As for the gun, yes it's large but it's not _that big

_http://www.handgunforum.net/springfield-photo-gallery/17108-xdm9-size-comparison-pics.html

Here's my carry rig:


----------



## ForHisGlory (Jan 2, 2012)

I suppose they make that in the 45cal. also ? Looks good. If so, would have any idea how much$


----------



## XDM6951 (Nov 26, 2011)

I have a XDM 3.8 in a galco classic lite holster


----------



## multistage (Feb 24, 2011)

I have an MTAC for mine. Not a big fan of kydex, but it is a very good holster.


----------



## Sabe357 (Mar 23, 2012)

Not sure if you've heard of the Versacarry Generation II but if you want deep concealment with no bulky holsters, really look at giving this a try! I was skeptical at first but the low price of just $19.99 sold me on giving it a try and let me tell you, it's the most discreet holster I own and very comfortable; great for even big guns where you really don't need added bulk. It's pretty unique, won't damage your gun and the neat thing is that even if you add lights or lasers or even get another 40 caliber, the same holster will work for all of those options. I love it and that price is sweet man; check it out at Versacarry :: The Original ZeroBulk Holster


----------



## Steve M1911A1 (Feb 6, 2008)

Sabe357 said:


> Not sure if you've heard of the Versacarry Generation II but if you want deep concealment with no bulky holsters, really look at giving this a try! I was skeptical at first but the low price of just $19.99 sold me on giving it a try and let me tell you, it's the most discreet holster I own and very comfortable; great for even big guns where you really don't need added bulk. It's pretty unique, won't damage your gun and the neat thing is that even if you add lights or lasers or even get another 40 caliber, the same holster will work for all of those options. I love it and that price is sweet man; check it out at Versacarry :: The Original ZeroBulk Holster


I bought a Versacarry to try out and review. It has just arrived.
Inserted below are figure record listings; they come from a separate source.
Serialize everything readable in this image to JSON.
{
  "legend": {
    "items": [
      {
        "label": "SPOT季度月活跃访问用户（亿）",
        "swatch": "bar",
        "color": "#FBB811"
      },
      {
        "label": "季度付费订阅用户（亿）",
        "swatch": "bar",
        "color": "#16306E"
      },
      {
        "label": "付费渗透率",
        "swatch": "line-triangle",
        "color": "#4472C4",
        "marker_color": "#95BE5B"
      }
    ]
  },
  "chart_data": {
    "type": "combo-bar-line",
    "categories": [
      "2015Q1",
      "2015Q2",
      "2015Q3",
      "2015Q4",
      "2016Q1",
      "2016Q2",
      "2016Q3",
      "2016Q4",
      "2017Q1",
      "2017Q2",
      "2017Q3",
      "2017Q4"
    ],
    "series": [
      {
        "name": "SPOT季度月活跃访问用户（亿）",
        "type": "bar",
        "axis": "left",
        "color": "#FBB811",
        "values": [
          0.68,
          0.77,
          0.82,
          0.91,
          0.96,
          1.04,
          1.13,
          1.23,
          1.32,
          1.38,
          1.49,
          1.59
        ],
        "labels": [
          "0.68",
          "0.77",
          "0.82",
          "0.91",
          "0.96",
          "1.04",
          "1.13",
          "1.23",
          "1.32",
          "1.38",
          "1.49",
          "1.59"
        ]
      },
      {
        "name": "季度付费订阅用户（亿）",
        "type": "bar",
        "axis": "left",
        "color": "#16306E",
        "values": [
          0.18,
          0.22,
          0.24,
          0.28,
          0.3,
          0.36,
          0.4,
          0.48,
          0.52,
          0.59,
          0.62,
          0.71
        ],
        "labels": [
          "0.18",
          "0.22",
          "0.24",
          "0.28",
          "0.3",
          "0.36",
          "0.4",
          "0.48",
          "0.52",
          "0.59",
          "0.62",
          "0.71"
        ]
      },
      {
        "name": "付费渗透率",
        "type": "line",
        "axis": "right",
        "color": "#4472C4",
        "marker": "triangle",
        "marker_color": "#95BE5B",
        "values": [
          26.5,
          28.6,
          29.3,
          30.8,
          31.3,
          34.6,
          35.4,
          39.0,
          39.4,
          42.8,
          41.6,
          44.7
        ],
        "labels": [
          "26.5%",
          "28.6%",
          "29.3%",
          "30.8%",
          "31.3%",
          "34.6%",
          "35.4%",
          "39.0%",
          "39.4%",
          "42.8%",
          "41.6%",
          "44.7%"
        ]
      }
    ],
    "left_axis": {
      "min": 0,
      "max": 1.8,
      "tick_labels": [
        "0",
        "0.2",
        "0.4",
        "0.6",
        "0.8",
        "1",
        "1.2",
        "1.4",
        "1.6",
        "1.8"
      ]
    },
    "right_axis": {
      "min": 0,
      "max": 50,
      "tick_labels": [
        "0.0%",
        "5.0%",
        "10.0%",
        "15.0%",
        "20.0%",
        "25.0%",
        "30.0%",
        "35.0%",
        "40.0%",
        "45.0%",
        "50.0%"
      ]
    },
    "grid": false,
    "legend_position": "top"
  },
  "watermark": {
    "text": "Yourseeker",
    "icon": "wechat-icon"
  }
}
I haven't used it yet, so I can't yet review it. Give me a week or so.
But there is one important observation I can make, just from looking at the package and instructions:
_It is not possible to reholster normally, into a Versacarry._

According to the maker's instructions, the act of reholstering requires the user to _remove the device from his pants_, reinsert the pistol, and then replace the combination into the pants. This is a very complex three-act play!

During the coming week or so, I'll wring it out. Then I'll report back.

(BTW: If a Versacarry user posts a review, as *Sabe357* has done here, the Versacarry people will give the poster another free Versacarry! Beware of all-too-complimentary reviews!)


----------